The nice thing about long holiday weekends in Seattle is that it usually rains — which means I get the opportunity to catch up on things and get to work on tasks that are otherwise on my to-do list for at least a year.
So this weekend, I created my List of Works, which I’d learned about in Priscilla Long‘s inspiring session at the Hugo House writers’ conference. Long, author of The Writer’s Portable Mentor (forthcoming this July from Wallingford Press), recommends keeping a comprehensive list of every piece you’ve ever written, even if it never got past the first draft stage. Why? Because, Long says, high-achieving artists who are masters of their craft share at least one common trait: they produce a lot of work. A lot. This means that they have their fair share of false starts — but that they create masterpieces as well.
To create a List of Works, Long suggests beginning with the current date and working backward, including every single thing you’ve ever written. So I began with 2010 and worked by way back, finally reaching “2000 & earlier,” mostly out of laziness but also because there were only few items in my files for the ’90s. Long also recommends labeling each item “Circulating” or “Published,” leaving anything outside those two categories blank.
I highly recommend giving this a try. Among the things I learned are that I have a lot of unfinished short stories. This is in part because I’ve been working on a novel for the last year and therefore, sadly, neglecting stories. But now that I have this list, I’m reminded of the stories that await me, and now I’m eager to return to them.
I also discovered that I have a lot of old files that need reviewing — mostly so that I can get rid of what I no longer need or want — but also to discover the work that still has potential.
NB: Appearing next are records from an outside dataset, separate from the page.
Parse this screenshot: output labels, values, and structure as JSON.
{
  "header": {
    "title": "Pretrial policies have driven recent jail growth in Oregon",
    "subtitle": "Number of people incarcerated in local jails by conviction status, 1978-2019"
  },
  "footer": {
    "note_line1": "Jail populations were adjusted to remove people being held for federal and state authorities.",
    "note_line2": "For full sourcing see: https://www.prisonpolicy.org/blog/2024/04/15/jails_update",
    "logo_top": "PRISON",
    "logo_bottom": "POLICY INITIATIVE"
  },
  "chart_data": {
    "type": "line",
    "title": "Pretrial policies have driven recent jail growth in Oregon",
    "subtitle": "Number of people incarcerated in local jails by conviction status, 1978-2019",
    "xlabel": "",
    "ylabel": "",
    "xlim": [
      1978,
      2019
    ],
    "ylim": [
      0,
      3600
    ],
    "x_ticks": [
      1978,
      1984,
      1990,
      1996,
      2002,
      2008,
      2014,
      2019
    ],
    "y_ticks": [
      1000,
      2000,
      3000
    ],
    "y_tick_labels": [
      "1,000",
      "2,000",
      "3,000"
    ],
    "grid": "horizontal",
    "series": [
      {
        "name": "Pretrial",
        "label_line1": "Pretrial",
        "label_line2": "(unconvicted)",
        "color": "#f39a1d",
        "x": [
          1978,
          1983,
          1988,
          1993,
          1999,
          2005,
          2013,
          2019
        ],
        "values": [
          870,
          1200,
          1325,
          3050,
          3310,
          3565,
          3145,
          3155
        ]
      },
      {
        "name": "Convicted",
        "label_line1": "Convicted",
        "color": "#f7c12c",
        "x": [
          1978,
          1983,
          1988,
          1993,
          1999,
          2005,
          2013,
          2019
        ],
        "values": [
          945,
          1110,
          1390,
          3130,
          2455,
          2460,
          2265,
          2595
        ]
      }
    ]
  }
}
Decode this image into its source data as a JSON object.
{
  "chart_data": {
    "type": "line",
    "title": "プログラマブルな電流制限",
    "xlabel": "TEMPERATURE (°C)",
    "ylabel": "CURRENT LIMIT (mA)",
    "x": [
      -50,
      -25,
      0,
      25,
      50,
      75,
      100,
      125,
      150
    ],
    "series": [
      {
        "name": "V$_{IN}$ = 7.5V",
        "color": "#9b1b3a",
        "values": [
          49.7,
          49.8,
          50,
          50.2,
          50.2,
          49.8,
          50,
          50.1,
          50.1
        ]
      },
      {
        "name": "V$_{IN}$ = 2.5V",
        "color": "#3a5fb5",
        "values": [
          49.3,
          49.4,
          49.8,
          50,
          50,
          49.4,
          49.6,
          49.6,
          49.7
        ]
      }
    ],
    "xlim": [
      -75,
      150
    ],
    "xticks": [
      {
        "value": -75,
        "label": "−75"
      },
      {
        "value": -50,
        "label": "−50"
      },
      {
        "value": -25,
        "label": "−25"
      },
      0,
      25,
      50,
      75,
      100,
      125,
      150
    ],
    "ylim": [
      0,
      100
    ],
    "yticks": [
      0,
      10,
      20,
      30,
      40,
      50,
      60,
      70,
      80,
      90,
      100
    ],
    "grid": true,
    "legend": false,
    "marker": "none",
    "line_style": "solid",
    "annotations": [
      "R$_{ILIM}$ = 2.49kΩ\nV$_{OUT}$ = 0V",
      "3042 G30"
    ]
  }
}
I probably wouldn’t have looked at any of this again for a long, long time if it weren’t for this exercise.
And because I went way back to the 1990s, I remembered projects I’d long forgotten, including a screenplay that I co-wrote with my husband. Not only was that a fun memory, but we’re now thinking of taking another look to see what its possibilities are. Creating a List of Works is like looking at old photo albums — you end up remembering where you were at a certain time and what you were doing, and thinking that maybe it’s time to visit some of those old places again because you had so much fun while you were there.
Give it a try. If you’re a writer vulnerable to procrastination, this is a great way to do just that — but best of all, it’s designed to make you more productive, and organized, in the end.